Patrizia boosts AUM by 50% with Triuva buy

The German real estate investment manager beat competition from DIC Assets and Hamburg Trust to secure the €9.8bn funds subsidiary of IVG in a deal which saw its assets grow to €30bn.

Patrizia Immobilien, the Augsburg-based real estate investment manager, has increased its overall real estate assets under management by around 50 percent following the acquisition of Frankfurt-based specialist fund manager Triuva.

The acquisition, according to founder Wolfgang Egger, not only significantly grows the business but has placed it among the largest real estate investment managers in Europe. It also broadened Patrizia’s product range, enabling its institutional and private investors to access new markets, assets classes and risk profiles, added Egger. He has previously declared his ambition to turn Patrizia into a global force in the industry and the Triuva capture, he said, further reinforces this aim.

Although neither Patrizia nor IVG disclosed the price of the deal, several German media outlets have quoted a range of between €200 million and €250 million with an original valuation by Triuva of €185 million.

“It will strengthen our European network, expand our market presence and broaden the range of products and services for our clients. We will also consolidate our position as the leading independent real estate investment manager in Europe.” Egger

In recent years and months, Patrizia has developed a taste for mergers and acquisitions deals. In 2011, it bought LB Immo Invest, from a subsidiary of HSH Nordbank, and two years later it acquired GBW, the listed housing subsidiary of regional bank Bayern LB – both deals significantly increased the firm’s asset base.

Then last month, the firm also landed global fund of funds business Sparinvest last month. The Danish multi-manager has AUM of €1 billion and runs four active funds with equity totaling €1.5 billion.

Triuva, a subsidiary of Bonn-based real estate company IVG, manages 40 real estate funds and has partnerships with more than 80 institutional investors. It focuses on commercial real estate in the office, retail and logistics sectors and, as of today, the firm manages real estate assets of around €9.8 billion.

Its parent company IVG hit the headlines last year when it sold its OfficeFirst platform to sector giant Blackstone for around €3.3 billion, one of the largest real estate deals in Europe in 2016.

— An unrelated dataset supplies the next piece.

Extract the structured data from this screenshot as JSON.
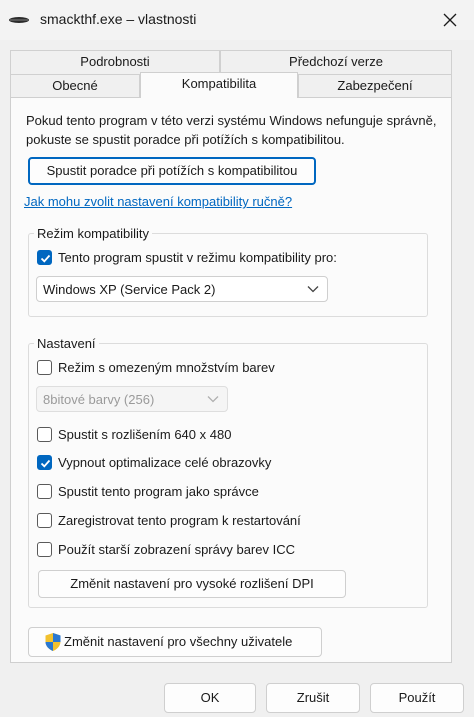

Egger said the Triuva purchase was a “perfect fit” for his firm’s growth strategy as well as bringing benefits such as diversification and greater share of revenue through asset management fees.

“It will strengthen our European network, expand our market presence and broaden the range of products and services for our clients,” said Egger. “We will also consolidate our position as the leading independent real estate investment manager in Europe,” he added.